Sous le patronage du Ministère de la Culture et des arts avec l’appui de la Délégation Wallonie-Bruxelles, les opérateurs du secteur du livre réfléchissent au cours d’un séminaire atelier autour du thème : « Faciliter l’accès au livre en RD Congo : enjeux et perspectives ».

A l’occasion de l’ouverture dudit séminaire, dernièrement, une conférence inaugurale autour du sous- thème « Le livre dans le chantier de la reconstruction » a plongé les participants dans le bain des matières axées sur l’accès du livre.

A l’heure où nous couchons ce papier, les séminaristes travaillent en différents ateliers sur l’apport de l’imprimerie, l’édition en RD Congo; l’apport de la librairie à l’économie et à l’accès au livre; la bibliothèque lieu par excellence distribution du livre et l’incitation à la lecture.


Pour rappel, cette manifestation d’ouverture a été honorée par la présence de trois ministres congolais, notamment, le Ministre Mashako de l’ESU, accompagné des ministres Maker Mwangu, de l’EPSP et Esdras Kambale, de la culture et des arts. Tous ont vanté la tenue des présentes assises pour la promotion de la culture de la lecture et de l’écrit en RD Congo.

Pour le Délégué de l’OIF, il a estimé que la tenue dudit séminaire cadre avec la mission de son institution ayant trait à la promotion de la culture de l’écrit et de la lecture. Pour le ministre de l’ESU, ce séminaire est motivé dans la mesure où la RD Congo est confrontée à la problématique de l’inaccessibilité des lecteurs au livre.

Il a plaidé pour que les lecteurs aient l’accès aux livres sur le plan géographique que financier (en termes de pouvoir d’achat). Quant au ministre de l’EPSP, il a embrayé en ces termes qu’il existe une politique ayant trait à la promotion du livre et de manuel scolaire en collaboration avec l’OIF.

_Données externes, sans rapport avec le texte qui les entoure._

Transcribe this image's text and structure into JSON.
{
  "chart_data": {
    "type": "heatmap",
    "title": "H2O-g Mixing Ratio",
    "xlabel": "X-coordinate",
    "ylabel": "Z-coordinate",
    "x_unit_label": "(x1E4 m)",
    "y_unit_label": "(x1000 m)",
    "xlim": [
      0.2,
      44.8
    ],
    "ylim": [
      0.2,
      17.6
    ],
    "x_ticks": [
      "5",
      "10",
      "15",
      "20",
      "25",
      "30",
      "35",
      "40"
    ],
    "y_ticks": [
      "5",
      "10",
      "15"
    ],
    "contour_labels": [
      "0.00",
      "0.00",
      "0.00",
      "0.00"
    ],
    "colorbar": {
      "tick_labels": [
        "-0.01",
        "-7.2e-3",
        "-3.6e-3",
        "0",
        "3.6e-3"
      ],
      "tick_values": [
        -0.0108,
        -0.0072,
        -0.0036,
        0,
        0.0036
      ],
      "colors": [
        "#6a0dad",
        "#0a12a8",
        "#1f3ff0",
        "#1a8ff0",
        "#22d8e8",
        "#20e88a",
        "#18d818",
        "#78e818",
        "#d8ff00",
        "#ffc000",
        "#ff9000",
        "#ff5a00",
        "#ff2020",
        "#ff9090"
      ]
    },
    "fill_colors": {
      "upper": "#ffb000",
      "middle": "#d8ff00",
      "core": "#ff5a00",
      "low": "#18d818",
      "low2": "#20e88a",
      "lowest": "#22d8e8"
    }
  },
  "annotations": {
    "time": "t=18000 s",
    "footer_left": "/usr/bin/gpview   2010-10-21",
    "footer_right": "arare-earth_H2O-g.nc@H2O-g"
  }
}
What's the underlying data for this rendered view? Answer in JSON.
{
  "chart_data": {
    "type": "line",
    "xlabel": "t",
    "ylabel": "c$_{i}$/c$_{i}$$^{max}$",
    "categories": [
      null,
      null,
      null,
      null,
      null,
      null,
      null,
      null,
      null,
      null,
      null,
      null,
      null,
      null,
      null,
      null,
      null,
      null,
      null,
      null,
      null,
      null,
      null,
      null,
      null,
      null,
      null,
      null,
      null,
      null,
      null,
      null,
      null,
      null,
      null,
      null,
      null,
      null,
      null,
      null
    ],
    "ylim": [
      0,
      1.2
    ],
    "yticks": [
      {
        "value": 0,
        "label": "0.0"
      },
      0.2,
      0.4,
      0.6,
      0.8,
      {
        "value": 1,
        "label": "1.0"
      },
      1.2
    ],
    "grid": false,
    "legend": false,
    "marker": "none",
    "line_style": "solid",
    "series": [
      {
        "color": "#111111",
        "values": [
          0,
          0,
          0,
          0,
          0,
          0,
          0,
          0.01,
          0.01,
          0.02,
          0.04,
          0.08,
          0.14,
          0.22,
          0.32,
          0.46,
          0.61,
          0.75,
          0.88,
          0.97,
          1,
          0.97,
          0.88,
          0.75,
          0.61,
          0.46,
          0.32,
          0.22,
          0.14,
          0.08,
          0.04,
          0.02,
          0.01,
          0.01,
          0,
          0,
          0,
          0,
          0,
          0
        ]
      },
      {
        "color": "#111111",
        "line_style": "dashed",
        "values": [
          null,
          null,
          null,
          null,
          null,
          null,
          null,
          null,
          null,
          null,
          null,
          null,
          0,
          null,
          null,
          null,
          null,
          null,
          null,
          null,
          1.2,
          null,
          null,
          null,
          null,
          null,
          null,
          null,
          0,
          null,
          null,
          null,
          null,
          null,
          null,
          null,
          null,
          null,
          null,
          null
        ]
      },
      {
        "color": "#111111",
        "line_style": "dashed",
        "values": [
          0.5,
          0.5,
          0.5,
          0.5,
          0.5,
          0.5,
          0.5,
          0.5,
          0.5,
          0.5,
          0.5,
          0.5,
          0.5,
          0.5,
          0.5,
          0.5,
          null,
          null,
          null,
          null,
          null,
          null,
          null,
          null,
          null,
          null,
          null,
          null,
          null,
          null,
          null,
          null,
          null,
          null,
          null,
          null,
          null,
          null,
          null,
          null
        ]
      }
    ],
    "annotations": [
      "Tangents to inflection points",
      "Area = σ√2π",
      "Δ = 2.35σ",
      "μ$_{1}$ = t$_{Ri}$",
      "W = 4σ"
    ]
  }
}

L’une des objectifs de cette politique est de donner le goût à la jeunesse pour la lecture. L’écrivain essayiste Didier Mumengi a fustigé le corn portement des congolais face à la culture de la lecture. Alors que le livre constitue la lumière qui guide la civilisation.

Pour certains compatriotes, la lecture semble être une corvée. On ne lit pas par plaisir, on lit par intérêt. Bref, le livre paraît un objet encombrant dans l’univers du kinois.

Le ministre de la culture et des arts, a plutôt vanté la synergie qui anime les trois ministères dans le chantier éducation.

Il a déploré à son tour que les bibliothèques sont désertes. La population n’a pas d’intérêt pour la lecture, même gratuite tel qu’à la Bibliothèque nationale. Cette institution sous tutelle, ministère attend au quotidien la visite des potentiels lecteurs sans affluence grandissante.

En dépit de cette réalité, son ministère déploie des efforts avec la tenue de rencontre autour du Livre, entre autres le service de lecture pour tous, la foire du livre. Ce que les congolais doivent savoir, le livre, c’est la mère de toutes les connaissances. Les débats sont donc ouverts au Centre Wallonie-Bruxelles en Atelier.